By Tom Balmforth
KYIV (Reuters) – Ukraine said on Monday its troops had recaptured a fourth village from Russian forces in a cluster of settlements in the southeast, a day after reporting the first small gains of its long-anticipated counteroffensive.
The task of ending Moscow’s occupation of southern and eastern Ukraine is daunting, given Russia’s numerical superiority in men, ammunition and air power, and the many months it has had to build defensive fortifications.
Kyiv said on Sunday its forces had liberated three villages – Blahodatne, Neskuchne and Makarivka – and on Monday, soldiers were seen in video holding up the Ukrainian flag in nearby Storozheve. Reuters confirmed the location of the footage.
The defence minister thanked the 35th Separate Brigade of Marines for regaining control of the village.
Ukraine’s capture of the four villages in a matter of days is already its most rapid advance for seven months, though still short of a major breakthrough of Russia’s deep defensive lines.
The claimed advance adds up to just five km (three miles) in total, still some 90 km (55 miles) from the Azov Sea coast and the interim prize of cutting Russia’s “land bridge” to Crimea, the peninsula Moscow seized from Ukraine in 2014.
Ukraine is banking on the tens of billions of dollars’ worth of weaponry, training and intelligence it has received from the West, combined with its own battlefield resolve, tactical nous and the motivation of driving an invader from its own land, to give it the edge.
It also knows it may have to show significant progress over the summer to maintain the same level of Western military, financial and moral support.
Ukraine’s armed forces general staff said its forces had engaged in two dozen heavy battles in the previous 24 hours on the eastern front, near the town of Bakhmut, further south near Avdiivka and Maryinka, and further north near Bilohorivka. It does not provide similar detail about fighting on the southern front where the main counteroffensive is expected.
Moscow has yet to officially acknowledge any Ukrainian advances, saying last week that it had repelled numerous attacks and inflicted heavy casualties on Ukraine’s forces.
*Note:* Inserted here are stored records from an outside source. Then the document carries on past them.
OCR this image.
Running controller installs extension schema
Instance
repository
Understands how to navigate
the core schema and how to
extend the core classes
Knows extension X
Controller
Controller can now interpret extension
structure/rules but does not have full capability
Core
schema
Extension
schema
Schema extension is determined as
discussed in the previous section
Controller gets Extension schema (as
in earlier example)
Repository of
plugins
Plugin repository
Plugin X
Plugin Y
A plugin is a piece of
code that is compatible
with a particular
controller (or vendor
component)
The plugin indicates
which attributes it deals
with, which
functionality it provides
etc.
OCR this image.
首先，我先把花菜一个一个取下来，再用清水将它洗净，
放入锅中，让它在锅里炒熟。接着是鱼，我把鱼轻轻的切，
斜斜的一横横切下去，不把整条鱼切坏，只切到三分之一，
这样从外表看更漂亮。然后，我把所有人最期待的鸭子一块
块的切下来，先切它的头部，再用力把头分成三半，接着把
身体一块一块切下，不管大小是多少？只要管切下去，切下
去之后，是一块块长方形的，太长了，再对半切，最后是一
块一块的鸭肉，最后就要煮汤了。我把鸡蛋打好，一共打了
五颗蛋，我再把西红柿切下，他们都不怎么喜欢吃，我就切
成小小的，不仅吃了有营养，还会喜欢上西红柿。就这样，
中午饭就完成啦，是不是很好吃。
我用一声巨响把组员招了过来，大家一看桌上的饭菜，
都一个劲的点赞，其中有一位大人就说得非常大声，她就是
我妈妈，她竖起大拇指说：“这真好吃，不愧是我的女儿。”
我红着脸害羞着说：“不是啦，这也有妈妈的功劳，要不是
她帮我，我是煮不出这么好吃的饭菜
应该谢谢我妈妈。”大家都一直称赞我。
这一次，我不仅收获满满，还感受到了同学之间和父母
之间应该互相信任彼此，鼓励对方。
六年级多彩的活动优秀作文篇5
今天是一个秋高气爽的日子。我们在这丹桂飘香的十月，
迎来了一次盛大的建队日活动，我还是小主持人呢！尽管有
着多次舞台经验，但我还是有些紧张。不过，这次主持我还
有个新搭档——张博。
Unverified footage has circulated on social media of destroyed American and German armoured vehicles.
However, some prominent Russian military bloggers indicated that Ukrainian forces had taken Blahodatne and Neskuchne, although they said fighting for Makarivka was continuing.
It is almost certainly far too early to draw conclusions about the fate of the counteroffensive from early skirmishes that may be more about testing Russian defences than pursuing a major advance.
The U.S.-based Institute for the Study of War said Ukraine was attempting “an extraordinarily difficult tactical operation – a frontal assault against prepared defensive positions, further complicated by a lack of air superiority – and these initial assaults should not be extrapolated to predict all Ukrainian operations”.
Ben Hodges, a former commander of U.S. forces in Europe, wrote that the main attack, when it came, would be expected to feature several hundred tanks and infantry fighting vehicles.
“The offensive has clearly started, but not I think the main attack,” he wrote in an article for the Washington-based Center for European Policy Analysis.
“When we see large, armoured formations join the assault, then I think we’ll know the main attack has really begun.”
Russia has yet to face this kind of onslaught, but its unconvincing battlefield performance in the 15 months since its full-scale invasion has led to frequent changes of command and public arguments with the private militias called in to fight alongside regular soldiers.
There are signs that Moscow is now seeking to impose stronger central control, with an order that all so-called “volunteer units” should sign contracts by July 1 bringing them under the Defence Ministry.
It said on Monday it has signed such a contract with the Akhmat paramilitary force, one of the armed units that help to keep President Vladimir Putin’s appointee Ramzan Kadyrov in power in the Chechnya region of the northern Caucasus.
Moscow said on Friday that Akhmat was conducting an offensive near Maryinka.
But Yevgeny Prigozhin, the increasing recalcitrant and voluble leader of the Wagner militia, which captured Bakhmut from Ukrainian forces after almost a year of attritional fighting, said on Sunday he would refuse to sign.
Prigozhin, who has repeatedly accused Moscow in public of failing to provide enough support or ammunition to his fighters, said Defence Minister Sergei Shoigu “cannot manage military formations properly”.